Well, yes, but I thought a lot of this stuff was good, old badfile.pfd.exe or e.g. invoice.zip being extracted to an executable. I've been getting a lot recently but it's stopped by my ISP so I only see it in the spam folder if I use web access to my account
Always nice to read comments and articles from people who've clearly never seen the thing they're writing about!
"The problem is in the helper applications. Adobe's PDF Reader is a particular culprit. There is no way that viewing any kind of document should EVER allow any executable code to run without further explicit confirmation from the user. We are far too lenient about applications that allow remote execution exploits."
Except it's not an actual PDF attachment, it (at least with the variant I've seen in the wild) is an executable, with its icon set to be the standard PDF document icon and a file extension of .pdf.exe, so on machines with the default "hide extension of known file types" option enabled it looks like a pdf file.
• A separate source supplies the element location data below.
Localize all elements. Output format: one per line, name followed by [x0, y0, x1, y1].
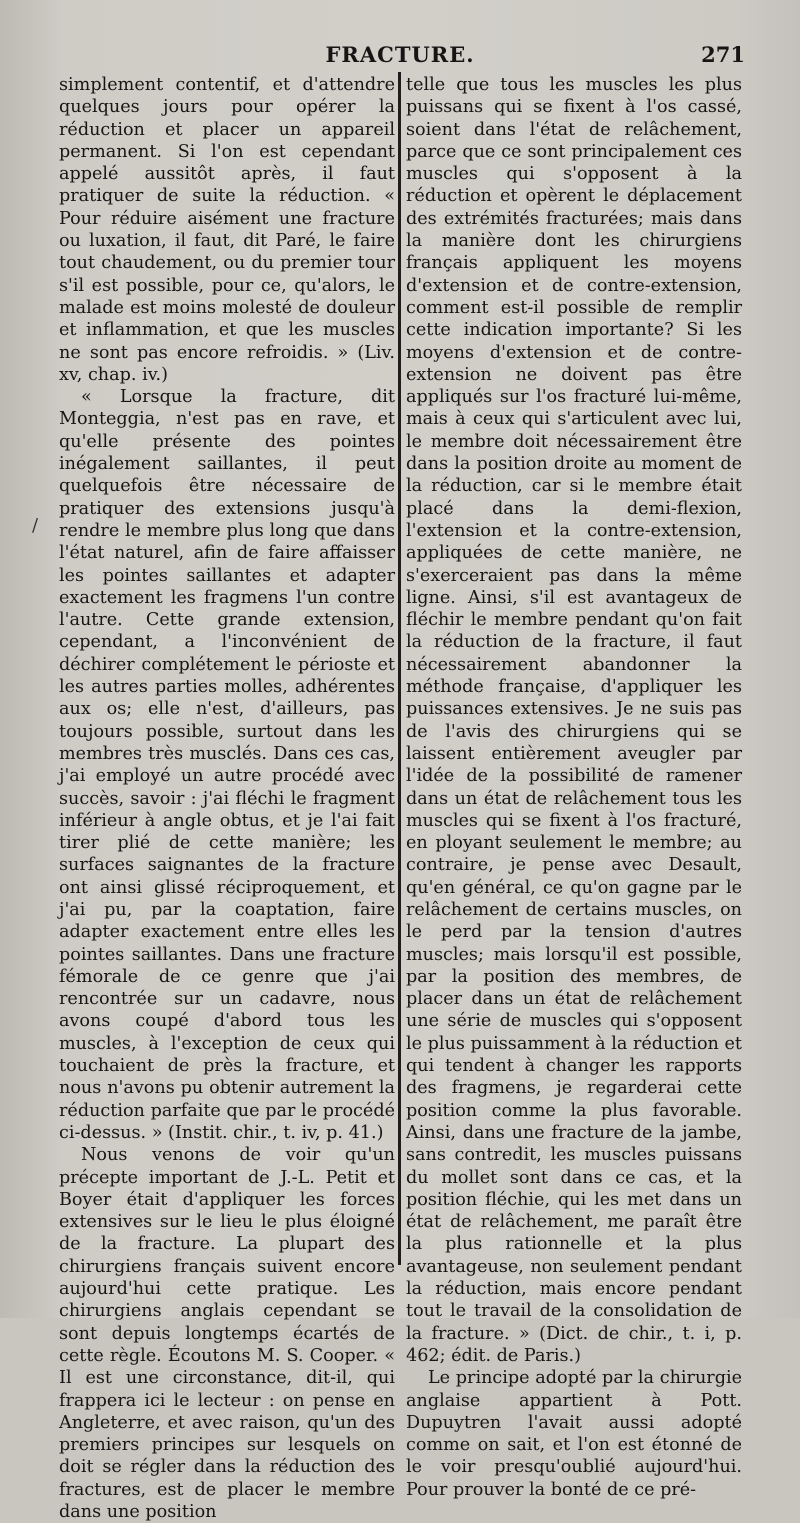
paragraph: Le principe adopté par la chirurgie anglaise appartient à Pott. Dupuytren l'avait aussi adopté comme on sait, et l'on est étonné de le voir presqu'oublié aujourd'hui. Pour prouver la bonté de ce pré-: [406, 1368, 742, 1500]
paragraph: Nous venons de voir qu'un précepte important de J.-L. Petit et Boyer était d'appliquer les forces extensives sur le lieu le plus éloigné de la fracture. La plupart des chirurgiens français suivent encore aujourd'hui cette pratique. Les chirurgiens anglais cependant se sont depuis longtemps écartés de cette règle. Écoutons M. S. Cooper. « Il est une circonstance, dit-il, qui frappera ici le lecteur : on pense en Angleterre, et avec raison, qu'un des premiers principes sur lesquels on doit se régler dans la réduction des fractures, est de placer le membre dans une position: [59, 1145, 395, 1522]
paragraph: telle que tous les muscles les plus puissans qui se fixent à l'os cassé, soient dans l'état de relâchement, parce que ce sont principalement ces muscles qui s'opposent à la réduction et opèrent le déplacement des extrémités fracturées; mais dans la manière dont les chirurgiens français appliquent les moyens d'extension et de contre-extension, comment est-il possible de remplir cette indication importante? Si les moyens d'extension et de contre-extension ne doivent pas être appliqués sur l'os fracturé lui-même, mais à ceux qui s'articulent avec lui, le membre doit nécessairement être dans la position droite au moment de la réduction, car si le membre était placé dans la demi-flexion, l'extension et la contre-extension, appliquées de cette manière, ne s'exerceraient pas dans la même ligne. Ainsi, s'il est avantageux de fléchir le membre pendant qu'on fait la réduction de la fracture, il faut nécessairement abandonner la méthode française, d'appliquer les puissances extensives. Je ne suis pas de l'avis des chirurgiens qui se laissent entièrement aveugler par l'idée de la possibilité de ramener dans un état de relâchement tous les muscles qui se fixent à l'os fracturé, en ployant seulement le membre; au contraire, je pense avec Desault, qu'en général, ce qu'on gagne par le relâchement de certains muscles, on le perd par la tension d'autres muscles; mais lorsqu'il est possible, par la position des membres, de placer dans un état de relâchement une série de muscles qui s'opposent le plus puissamment à la réduction et qui tendent à changer les rapports des fragmens, je regarderai cette position comme la plus favorable. Ainsi, dans une fracture de la jambe, sans contredit, les muscles puissans du mollet sont dans ce cas, et la position fléchie, qui les met dans un état de relâchement, me paraît être la plus rationnelle et la plus avantageuse, non seulement pendant la réduction, mais encore pendant tout le travail de la consolidation de la fracture. » (Dict. de chir., t. i, p. 462; édit. de Paris.): [406, 75, 742, 1366]
right-column: [406, 74, 742, 1501]
left-column: [59, 74, 395, 1523]
column-divider: [398, 72, 401, 1265]
page-header: [55, 42, 745, 72]
paragraph: simplement contentif, et d'attendre quelques jours pour opérer la réduction et placer un appareil permanent. Si l'on est cependant appelé aussitôt après, il faut pratiquer de suite la réduction. « Pour réduire aisément une fracture ou luxation, il faut, dit Paré, le faire tout chaudement, ou du premier tour s'il est possible, pour ce, qu'alors, le malade est moins molesté de douleur et inflammation, et que les muscles ne sont pas encore refroidis. » (Liv. xv, chap. iv.): [59, 75, 395, 385]
paragraph: « Lorsque la fracture, dit Monteggia, n'est pas en rave, et qu'elle présente des pointes inégalement saillantes, il peut quelquefois être nécessaire de pratiquer des extensions jusqu'à rendre le membre plus long que dans l'état naturel, afin de faire affaisser les pointes saillantes et adapter exactement les fragmens l'un contre l'autre. Cette grande extension, cependant, a l'inconvénient de déchirer complétement le périoste et les autres parties molles, adhérentes aux os; elle n'est, d'ailleurs, pas toujours possible, surtout dans les membres très musclés. Dans ces cas, j'ai employé un autre procédé avec succès, savoir : j'ai fléchi le fragment inférieur à angle obtus, et je l'ai fait tirer plié de cette manière; les surfaces saignantes de la fracture ont ainsi glissé réciproquement, et j'ai pu, par la coaptation, faire adapter exactement entre elles les pointes saillantes. Dans une fracture fémorale de ce genre que j'ai rencontrée sur un cadavre, nous avons coupé d'abord tous les muscles, à l'exception de ceux qui touchaient de près la fracture, et nous n'avons pu obtenir autrement la réduction parfaite que par le procédé ci-dessus. » (Instit. chir., t. iv, p. 41.): [59, 387, 395, 1143]
running-title: FRACTURE.: [325, 42, 475, 67]
page-number: 271: [701, 42, 745, 67]
margin-mark: /: [32, 515, 39, 536]
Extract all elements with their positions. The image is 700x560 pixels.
The example I saw even displayed as having come from another member of staff (a valid address) rather than some government agency.
Surprised there's been no mention in the articles about this of how it also attacks mapped drives, so it's not just the local system at risk. The client that got this had not just that users machine infected, but also every file that could be accessed via his mapped drives. Fortunately we had backups of the server data, but the client machine's data was less fortunate. Served as a valuable explanation of why we kept telling them to store their data on the server!
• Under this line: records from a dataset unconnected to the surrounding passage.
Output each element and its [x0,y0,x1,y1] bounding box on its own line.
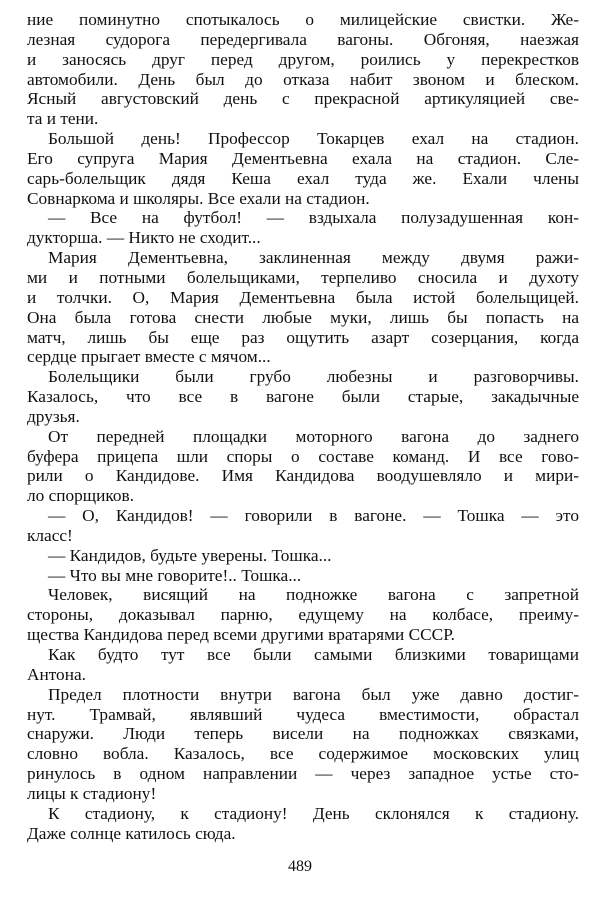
text-line: Казалось, что все в вагоне были старые, закадычные [27,387,579,407]
text-line: снаружи. Люди теперь висели на подножках связками, [27,724,579,744]
text-line: Предел плотности внутри вагона был уже давно достиг- [48,684,579,704]
page-body-text [27,10,579,843]
text-line: Антона. [27,664,86,684]
text-line: Человек, висящий на подножке вагона с запретной [48,585,579,605]
text-line: Совнаркома и школяры. Все ехали на стадион. [27,188,370,208]
text-line: Его супруга Мария Дементьевна ехала на стадион. Сле- [27,148,579,168]
text-line: Она была готова снести любые муки, лишь бы попасть на [27,307,579,327]
text-line: и заносясь друг перед другом, роились у перекрестков [27,49,579,69]
text-line: ми и потными болельщиками, терпеливо сносила и духоту [27,267,579,287]
text-line: — О, Кандидов! — говорили в вагоне. — Тошка — это [48,506,579,526]
text-line: — Кандидов, будьте уверены. Тошка... [48,545,332,565]
text-line: сердце прыгает вместе с мячом... [27,347,271,367]
text-line: ние поминутно спотыкалось о милицейские свистки. Же- [27,10,579,29]
text-line: щества Кандидова перед всеми другими вратарями СССР. [27,625,455,645]
text-line: ринулось в одном направлении — через западное устье сто- [27,764,579,784]
text-line: стороны, доказывал парню, едущему на колбасе, преиму- [27,605,579,625]
text-line: сарь-болельщик дядя Кеша ехал туда же. Ехали члены [27,168,579,188]
text-line: лезная судорога передергивала вагоны. Обгоняя, наезжая [27,29,579,49]
text-line: Мария Дементьевна, заклиненная между двумя ражи- [48,248,579,268]
text-line: Болельщики были грубо любезны и разговорчивы. [48,367,579,387]
text-line: Ясный августовский день с прекрасной артикуляцией све- [27,89,579,109]
text-line: нут. Трамвай, являвший чудеса вместимости, обрастал [27,704,579,724]
text-line: От передней площадки моторного вагона до заднего [48,426,579,446]
text-line: и толчки. О, Мария Дементьевна была истой болельщицей. [27,287,579,307]
text-line: Как будто тут все были самыми близкими товарищами [48,645,579,664]
text-line: рили о Кандидове. Имя Кандидова воодушевляло и мири- [27,466,579,486]
text-line: матч, лишь бы еще раз ощутить азарт созерцания, когда [27,327,579,347]
text-line: Даже солнце катилось сюда. [27,823,236,843]
text-line: та и тени. [27,109,99,129]
text-line: — Что вы мне говорите!.. Тошка... [48,565,302,585]
text-line: класс! [27,525,73,545]
text-line: — Все на футбол! — вздыхала полузадушенная кон- [48,208,579,228]
text-line: К стадиону, к стадиону! День склонялся к стадиону. [48,803,579,823]
text-line: друзья. [27,406,80,426]
page-number: 489 [288,858,312,875]
text-line: автомобили. День был до отказа набит звоном и блеском. [27,69,579,89]
text-line: Большой день! Профессор Токарцев ехал на стадион. [48,129,579,149]
text-line: дукторша. — Никто не сходит... [27,228,261,248]
text-line: ло спорщиков. [27,486,134,506]
text-line: буфера прицепа шли споры о составе команд. И все гово- [27,446,579,466]
text-line: словно вобла. Казалось, все содержимое московских улиц [27,744,579,764]
text-line: лицы к стадиону! [27,783,157,803]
Sorry Keith, you're right - for Cryptolocker the documented cases are executables. It should certainly not be possible to one-click an executable from an email and have it run. In this case it is not a helper application but the email client itself which is at fault. However, I think my point - in general - still holds. One SHOULD be able to open non-executable attachments in emails, that really are PDFs, JPEGs etc, with no other risk than the content not displaying, or the user not really liking the content that is displayed - and absolutely without the risk that one's machine will be compromised.
The advice that attachments should never be opened unless you know what they contain is logically meaningless as I have already said; the advice that you should not open them unless you are expecting them gives a false sense of security when you *are* expecting an attachment; and the advice that you check the identity of the sender is (in the absence of a digital signature) is meaningless. And even if one were sure about the originator, who is to say the originator is not compromised?
So I'm sticking to my guns about helper applications, but accept that in this case I'm off topic. However, Many thanks for the heads-up about mapped drives - that is an important point.
... John
So, I have the choice of not opening emails of unverifiable provenance, consisting of only attachments, in which case my bank, my doctor, and my boss (back when I was employed) get angry with me, and get even...
... or ...
opening such attachments and having my computer owned by criminals.
Nice choice there.
Mike 16,
Much better expressed than my earlier ramble. It is simply not acceptable to say to people that they should not open attachments. If it were, it would be perfectly acceptable to configure the destination mail server to reject any mail with attachments. The business would put up with that for exactly 1 second before screaming to IT to change it back.